By Amber Alarid, JVA Consulting
On February 14, 2012, JVA’s Executive Director Breakfast Club tackled all things organization. Guest speaker Julie Gutman, founder of Simplify Me, LLC joined JVA and our group of nonprofit executive directors to talk about personal organization (desks, email, files and more), while JVA’s own Ashley Kasprzak led a discussion about organizing your nonprofit at the board level.
Among the biggest concerns for EDs participating in the breakfast club was meetings. Many wanted to know how to make meetings as effective as possible. Kasprzak suggested that tools like Board Source can help board members prepare for meetings and stay on time. Using a system like Board Source, which allows you to send documents to attendees ahead of time, sets the standard that all participants should be well versed in that meeting’s topics and prepared to either raise questions or vote in a swift manner. This is also a good idea for staff meetings where topics require further discussion or voting. Uploading documents to a server or Google, or even just emailing them ahead of time prevents using meeting time to read and mull over materials. Pose questions in the documents (serious or fun) to ensure that attendees are reading the materials.

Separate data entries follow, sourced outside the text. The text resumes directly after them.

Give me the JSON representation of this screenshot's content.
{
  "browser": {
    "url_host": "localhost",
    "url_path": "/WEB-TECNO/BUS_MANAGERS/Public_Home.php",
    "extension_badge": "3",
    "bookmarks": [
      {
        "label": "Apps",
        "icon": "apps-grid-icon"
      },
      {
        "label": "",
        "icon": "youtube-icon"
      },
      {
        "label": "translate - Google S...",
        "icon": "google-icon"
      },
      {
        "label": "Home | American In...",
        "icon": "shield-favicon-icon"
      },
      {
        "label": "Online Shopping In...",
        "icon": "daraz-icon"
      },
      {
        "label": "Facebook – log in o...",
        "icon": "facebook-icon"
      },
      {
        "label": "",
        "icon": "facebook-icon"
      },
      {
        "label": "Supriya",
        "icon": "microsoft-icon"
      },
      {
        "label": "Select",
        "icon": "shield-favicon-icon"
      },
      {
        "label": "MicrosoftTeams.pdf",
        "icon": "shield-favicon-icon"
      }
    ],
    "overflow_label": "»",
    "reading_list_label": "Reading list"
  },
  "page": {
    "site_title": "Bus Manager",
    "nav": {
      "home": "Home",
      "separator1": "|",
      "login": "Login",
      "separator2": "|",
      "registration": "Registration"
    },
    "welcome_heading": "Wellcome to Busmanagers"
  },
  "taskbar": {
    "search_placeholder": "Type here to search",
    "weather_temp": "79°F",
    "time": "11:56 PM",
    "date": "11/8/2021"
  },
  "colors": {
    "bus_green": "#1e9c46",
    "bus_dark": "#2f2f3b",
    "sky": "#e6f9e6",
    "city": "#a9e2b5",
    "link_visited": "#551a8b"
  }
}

In our February Executive Director Academy (EDA), Alyssa Kopf, CEO of Community Shares of Colorado, suggested sending board members an email before the meeting that includes the following: context for the meeting (e.g., “we will be voting on X matter, please review the minutes from X date if you need more info”) and goals (e.g., “to make progress we need to have accomplished X and X goals by the end of the meeting”).
If time is a concern during your meetings, whether you have too much or not enough, come up with creative solutions that fit your organization’s needs. Some suggestions made during ED Breakfast Club were to set a timer, or assign someone to make sure the meeting sticks to the agenda. Other creative solutions from our executive directors include rotating the responsibility of facilitating meetings so each team member develops valuable leadership skills and talking to your team about a schedule for meetings that eliminates redundancy but allows for dedicated time when board or staff members share updates, successes and/or struggles.
Following up after meetings is a great reminder and motivator for people to follow through with commitments made during the meeting, but adding another email to each person’s inbox can be overwhelming. According to Gutman, tools like Action Method Online, used here at JVA, can cut back on the email clutter. Action Method Online stores action items in a system that can be organized by project and date and automatically updates colleagues on the status of an action.
Whatever method of meeting organization you choose, make sure it fits the culture of your nonprofit and that your board and staff are responding to it well. Keeping meeting attendees engaged is the ultimate goal, so make sure they are responding to the organizational changes you make and adjust your strategy as needed.